Hong Kong has returned a letter from the Taipei government protesting an immigration dispute over Falun Gong members and accused it of stirring up controversy, a government spokeswoman said on Friday.
"We returned the letter on Aug. 8," said Seiko Ho of Hong Kong's Constitutional and Mainland Affairs Bureau.
She declined to say why the Hong Kong government returned the letter.
The letter was from Taiwan's Mainland Affairs Council (MAC), the government agency in charge of handling China affairs.
The letter protested Hong Kong's decision in June to refuse entry to more than a dozen Taiwanese members of the Falun Gong, which is banned in China.

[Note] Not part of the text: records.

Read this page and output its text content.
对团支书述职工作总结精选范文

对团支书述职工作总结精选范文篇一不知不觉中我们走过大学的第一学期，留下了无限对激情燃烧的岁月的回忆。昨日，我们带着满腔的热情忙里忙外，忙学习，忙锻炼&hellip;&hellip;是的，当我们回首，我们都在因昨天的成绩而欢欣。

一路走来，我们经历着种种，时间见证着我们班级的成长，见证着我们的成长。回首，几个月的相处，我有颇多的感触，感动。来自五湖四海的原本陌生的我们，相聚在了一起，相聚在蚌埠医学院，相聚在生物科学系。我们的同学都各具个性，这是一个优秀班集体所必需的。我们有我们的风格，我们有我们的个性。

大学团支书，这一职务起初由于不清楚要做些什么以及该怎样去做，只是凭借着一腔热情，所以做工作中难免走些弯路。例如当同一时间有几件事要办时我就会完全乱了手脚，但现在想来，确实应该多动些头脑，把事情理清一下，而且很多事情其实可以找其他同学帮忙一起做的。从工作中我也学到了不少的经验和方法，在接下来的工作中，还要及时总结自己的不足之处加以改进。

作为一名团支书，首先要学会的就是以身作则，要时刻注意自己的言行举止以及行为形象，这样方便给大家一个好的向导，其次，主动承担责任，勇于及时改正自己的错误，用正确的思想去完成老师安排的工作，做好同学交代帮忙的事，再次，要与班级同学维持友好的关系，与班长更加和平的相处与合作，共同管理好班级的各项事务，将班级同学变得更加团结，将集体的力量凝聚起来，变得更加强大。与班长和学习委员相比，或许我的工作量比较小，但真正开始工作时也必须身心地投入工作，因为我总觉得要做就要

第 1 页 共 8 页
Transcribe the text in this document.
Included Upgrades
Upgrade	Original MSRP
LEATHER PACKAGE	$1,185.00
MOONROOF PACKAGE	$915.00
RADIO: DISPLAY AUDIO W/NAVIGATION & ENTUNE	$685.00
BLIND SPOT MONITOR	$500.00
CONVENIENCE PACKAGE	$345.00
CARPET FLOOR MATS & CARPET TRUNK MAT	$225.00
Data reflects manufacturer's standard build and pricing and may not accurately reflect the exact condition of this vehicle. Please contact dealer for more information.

The Hong Kong government maintains it did nothing wrong.
"The allegation made by those in Taiwan has no legal basis and is unacceptable. We express deep regret that the Taiwanese side has sought to stir up controversy unnecessarily," the Hong Kong authority said in a statement.

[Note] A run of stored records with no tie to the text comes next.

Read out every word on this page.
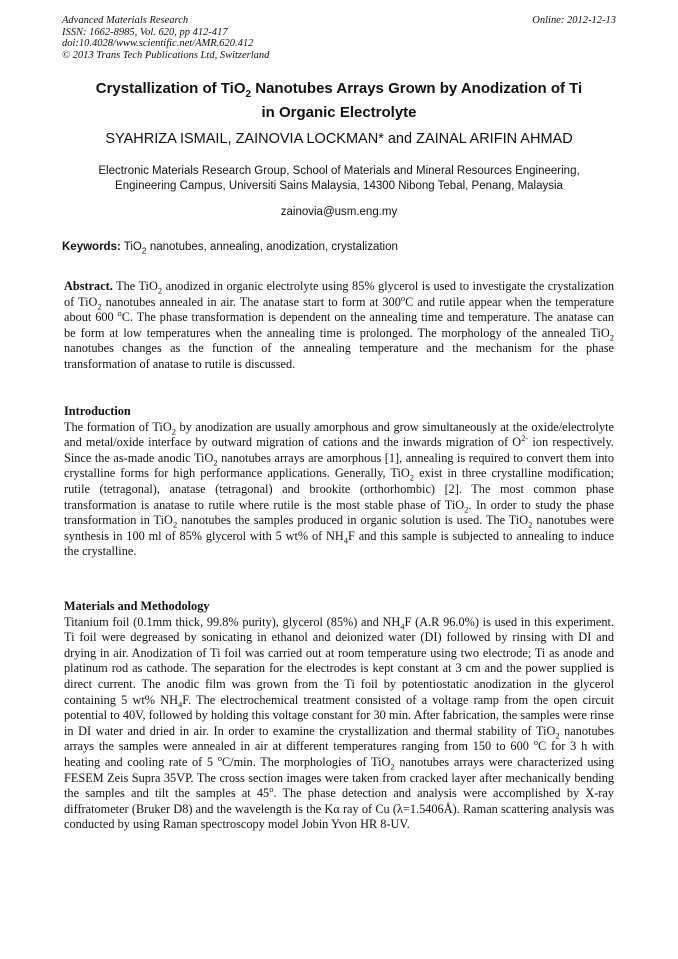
Advanced Materials Research
ISSN: 1662-8985, Vol. 620, pp 412-417
doi:10.4028/www.scientific.net/AMR.620.412
© 2013 Trans Tech Publications Ltd, Switzerland
Online: 2012-12-13
Crystallization of TiO$_2$ Nanotubes Arrays Grown by Anodization of Ti
in Organic Electrolyte
SYAHRIZA ISMAIL, ZAINOVIA LOCKMAN* and ZAINAL ARIFIN AHMAD
Electronic Materials Research Group, School of Materials and Mineral Resources Engineering,
Engineering Campus, Universiti Sains Malaysia, 14300 Nibong Tebal, Penang, Malaysia
zainovia@usm.eng.my
Keywords: TiO$_2$ nanotubes, annealing, anodization, crystalization
Abstract. The TiO$_2$ anodized in organic electrolyte using 85% glycerol is used to investigate the crystalization of TiO$_2$ nanotubes annealed in air. The anatase start to form at 300$^o$C and rutile appear when the temperature about 600 $^o$C. The phase transformation is dependent on the annealing time and temperature. The anatase can be form at low temperatures when the annealing time is prolonged. The morphology of the annealed TiO$_2$ nanotubes changes as the function of the annealing temperature and the mechanism for the phase transformation of anatase to rutile is discussed.
Introduction
The formation of TiO$_2$ by anodization are usually amorphous and grow simultaneously at the oxide/electrolyte and metal/oxide interface by outward migration of cations and the inwards migration of $O^{2-}$ ion respectively. Since the as-made anodic TiO$_2$ nanotubes arrays are amorphous [1], annealing is required to convert them into crystalline forms for high performance applications. Generally, TiO$_2$ exist in three crystalline modification; rutile (tetragonal), anatase (tetragonal) and brookite (orthorhombic) [2]. The most common phase transformation is anatase to rutile where rutile is the most stable phase of TiO$_2$. In order to study the phase transformation in TiO$_2$ nanotubes the samples produced in organic solution is used. The TiO$_2$ nanotubes were synthesis in 100 ml of 85% glycerol with 5 wt% of $NH_4F$ and this sample is subjected to annealing to induce the crystalline.
Materials and Methodology
Titanium foil (0.1mm thick, 99.8% purity), glycerol (85%) and $NH_4F$ (A.R 96.0%) is used in this experiment. Ti foil were degreased by sonicating in ethanol and deionized water (DI) followed by rinsing with DI and drying in air. Anodization of Ti foil was carried out at room temperature using two electrode; Ti as anode and platinum rod as cathode. The separation for the electrodes is kept constant at 3 cm and the power supplied is direct current. The anodic film was grown from the Ti foil by potentiostatic anodization in the glycerol containing 5 wt% $NH_4F$. The electrochemical treatment consisted of a voltage ramp from the open circuit potential to 40V, followed by holding this voltage constant for 30 min. After fabrication, the samples were rinse in DI water and dried in air. In order to examine the crystallization and thermal stability of TiO$_2$ nanotubes arrays the samples were annealed in air at different temperatures ranging from 150 to 600 $^o$C for 3 h with heating and cooling rate of 5 $^o$C/min. The morphologies of TiO$_2$ nanotubes arrays were characterized using FESEM Zeis Supra 35VP. The cross section images were taken from cracked layer after mechanically bending the samples and tilt the samples at 45$^o$. The phase detection and analysis were accomplished by X-ray diffratometer (Bruker D8) and the wavelength is the Kα ray of Cu (λ=1.5406Å). Raman scattering analysis was conducted by using Raman spectroscopy model Jobin Yvon HR 8-UV.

MAC criticized the letter's return, saying it "finds such rude behavior unacceptable and regrettable."
Taiwanese closely monitor developments in Hong Kong, which was promised a wide degree of autonomy by China under a "one country, two systems'' formula when the former colony returned to Chinese control in 1997.
Although ruled by China, Hong Kong maintains separate political and economic systems from China. China has offered a similar formula to Taiwan, which has rejected it for fear its freedoms and democracy would be compromised.